Una scommessa che può fare scuola
L’esempio di Murdoch potrebbe essere seguito da altri gruppi editoriali. Lo stesso Murdoch è pronto a scommetterci: “I nostri contenuti saranno migliori e più differenziati rispetto a quelli offerti dalla concorrenza. E se avremo successo saremo seguiti presto da altri media”. E allora, a quel punto, il mondo del web sarà costretto gioco forza a cambiare le sue abitudini.
In questo senso l’approccio vincente (e anche quello meno traumatico per gli utenti) potrebbe essere quello dei cosiddetti modelli “Freemium” (Free + Premium) tipici di tutte quelle realtà web (vedi Flickr) che offrono un servizio di base a costo zero che si completa con degli extra a pagamento. Traslando il tutto in un’ottica editoriale, il futuro a breve termine dell’informazione a pagamento potrebbe essere proprio quella dei portali composti da una base di notizie flash gratuite e arricchiti da una serie di approfondimenti di qualità, ovviamente a pagamento.
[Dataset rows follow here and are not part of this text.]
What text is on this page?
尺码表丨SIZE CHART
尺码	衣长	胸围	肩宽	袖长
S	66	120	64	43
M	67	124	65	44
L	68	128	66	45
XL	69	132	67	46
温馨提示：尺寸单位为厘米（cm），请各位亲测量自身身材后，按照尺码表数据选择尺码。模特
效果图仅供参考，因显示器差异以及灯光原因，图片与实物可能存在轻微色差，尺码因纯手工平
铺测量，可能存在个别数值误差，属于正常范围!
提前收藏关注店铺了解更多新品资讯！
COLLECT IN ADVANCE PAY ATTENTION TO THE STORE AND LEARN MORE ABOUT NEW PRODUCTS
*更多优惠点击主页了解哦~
Pagamenti rapidi e indolori
Già pagare, ma come? Il successo dell’AppStore dimostra che più il sistema di pagamento è rapido, maggiore è la propensione degli utenti verso l’acquisto, anche quando questo non è per così dire “essenziale”. Paypal è probabilmente il sistema più conosciuto ma ha costi di transazione ancora troppo alti per acquisti inferiori al dollaro. Ma non è il solo, sottolinea Walter Isaacson sul Time: “Gli utenti di Facebook stanno adottando sistemi come Spare Change, che consente di usare il conto Paypal o la carta di credito per avere denaro digitali da spendere in piccole quantità, Twitter usa Twitpay, ma anche gli appassionati di giochi di ruolo hanno la loro moneta digitale”. Qualunque sarà la strada scelta dal mercato editoriale, una cosa è certà: le transazioni dovranno essere rapide e indolori.